The F1-score ranges from **0 to 1**, with 1 being the best and 0 being the worst.

F1-score is the harmonic mean of **precision** and **recall**.

```
F1-score = 2 * (Precision * Recall) / (Precision + Recall)
= 2 * (1.00 * 0.67) / (1.00 + 0.67)
= 0.80
```

For a model which classifies into more than one category, the precision, recall, and F1-score of each class can be calculated. Then an average of these F1-scores can be used as a score for the entire model - more on this below.

## Classification report

If all these calculations seem laborious, don’t worry! These all get calculated for you with `classification_report()`

.

```
from sklearn.metrics import classification_report
print(classification_report(y_test, y_predicted))
---
precision recall f1-score support
0 0.75 1.00 0.86 3
1 1.00 0.67 0.80 3
accuracy 0.83 6
macro avg 0.88 0.83 0.83 6
weighted avg 0.88 0.83 0.83 6
```

For our case, where we only have a binary output, `0`

or `1`

, you should read the row with `1`

for the model’s overall precision, recall, and F1-score.

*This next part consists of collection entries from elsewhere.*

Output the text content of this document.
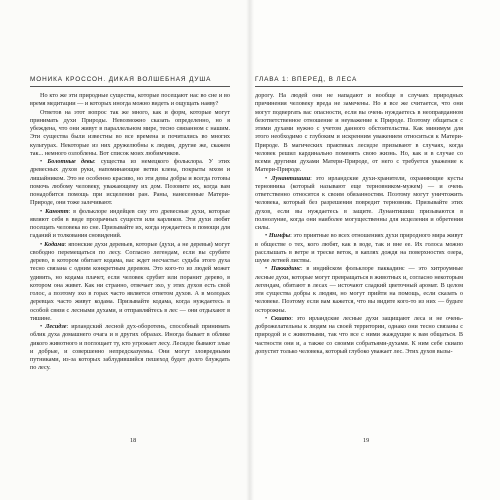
МОНИКА КРОССОН. ДИКАЯ ВОЛШЕБНАЯ ДУША

Но кто же эти природные существа, которые посещают нас во сне и во время медитации — и которых иногда можно видеть и ощущать наяву?

Ответов на этот вопрос так же много, как и форм, которые могут принимать духи Природы. Невозможно сказать определенно, но я убеждена, что они живут в параллельном мире, тесно связанном с нашим. Эти существа были известны во все времена и почитались во многих культурах. Некоторые из них дружелюбны к людям, другие же, скажем так... немного озлоблены. Вот список моих любимчиков.

• Болотные девы: существа из немецкого фольклора. У этих древесных духов руки, напоминающие ветви клена, покрыты мхом и лишайником. Это не особенно красиво, но эти девы добры и всегда готовы помочь любому человеку, уважающему их дом. Позовите их, когда вам понадобится помощь при исцелении ран. Раны, нанесенные Матери-Природе, они тоже залечивают.

• Канотт: в фольклоре индейцев сиу это древесные духи, которые являют себя в виде прозрачных существ или карликов. Эти духи любят посещать человека во сне. Призывайте их, когда нуждаетесь в помощи для гаданий и толкования сновидений.

• Кодама: японские духи деревьев, которые (духи, а не деревья) могут свободно перемещаться по лесу. Согласно легендам, если вы срубите дерево, в котором обитает кодама, вас ждет несчастье: судьба этого духа тесно связана с одним конкретным деревом. Это кого-то из людей может удивить, но кодама плачет, если человек срубит или поранит дерево, в котором она живет. Как ни странно, отвечает эхо, у этих духов есть свой голос, а поэтому эхо в горах часто является ответом духов. А в молодых деревцах часто живут кодама. Призывайте кодама, когда нуждаетесь в особой связи с лесными духами, и отправляйтесь в лес — они отдыхают в тишине.

• Лесидзе: ирландский лесной дух-оборотень, способный принимать облик духа домашнего очага и в других образах. Иногда бывает в облике дикого животного и поглощает ту, кто угрожает лесу. Лесидзе бывают злые и добрые, и совершенно непредсказуемы. Они могут зловредными путниками, из-за которых заблудившийся пешеход будет долго блуждать по лесу.

18
ГЛАВА 1: ВПЕРЕД, В ЛЕСА

дорогу. На людей они не нападают и вообще в случаях природных причинения человеку вреда не замечены. Но я все же считается, что они могут подвергать вас опасности, если вы очень нуждаетесь в неоправданном безответственное отношение и неуважение к Природе. Поэтому общаться с этими духами нужно с учетом данного обстоятельства. Как минимум для этого необходимо с глубоким и искренним уважением относиться к Матери-Природе. В магических практиках лесидзе призывают в случаях, когда человек решил кардинально поменять свою жизнь. Но, как и в случае со всеми другими духами Матери-Природе, от него с требуется уважение к Матери-Природе.

• Лунантишиш: это ирландские духи-хранители, охраняющие кусты терновника (который называют еще терновником-мужем) — и очень ответственно относятся к своим обязанностям. Поэтому могут уничтожить человека, который без разрешения повредит терновник. Призывайте этих духов, если вы нуждаетесь в защите. Лунантишиш призываются в полнолуние, когда они наиболее могущественны для исцеления и обретения силы.

• Нимфы: это приятные во всех отношениях духи природного мира живут в обществе о тех, кого любят, как в воде, так и вне ее. Их голоса можно расслышать в ветре и треске веток, в каплях дождя на поверхностях озера, шуме летней листвы.

• Паккадинс: в индийском фольклоре паккадинс — это хитроумные лесные духи, которые могут превращаться в животных и, согласно некоторым легендам, обитают в лесах — источают сладкий цветочный аромат. В целом эти существа добры к людям, но могут прийти на помощь, если сказать о человеке. Поэтому если вам кажется, что вы видите кого-то из них — будьте осторожны.

• Скиапо: это ирландские лесные духи защищают леса и не очень-доброжелательны к людям на своей территории, однако они тесно связаны с природой и с животными, так что все с ними жаждущие к вам общаться. В частности они и, а также со своими собратьями-духами. К ним себе скиапо допустят только человека, который глубоко уважает лес. Этих духов вызы-

19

You can see that the model has an F1-score of 0.8, which is what we calculated manually above.

If we had a multi-class model (i.e. more output options than just `0`

and `1`

), then you could use the weighted average of each class’s F1-score as a score for the model. This takes into account the number of actual observations for each class, which is shown under the `support`

column. This is calculated for you in the `weighted avg`

row.

## Accuracy score vs. F1-score

One of the benefits of using accuracy score is that it’s easy to interpret. If a model predicts 95% of the classifications correctly, then the accuracy score will be 95%.

However, this can be a problem for cases where the model is predicting something that actually happens 95% of the time.

For example, the probability that a patient is healthy. If the model simply says that every patient patient is healthy regardless of the inputs, it would still have a high accuracy score of 95% as it would be correct 95% of the time!

This is where F1-score comes in useful, as it takes into account how the data is distributed between true/false positives and negatives. Therefore, it’s a good idea to use F1-score when we can see a large imbalance between the groups on a confusion matrix.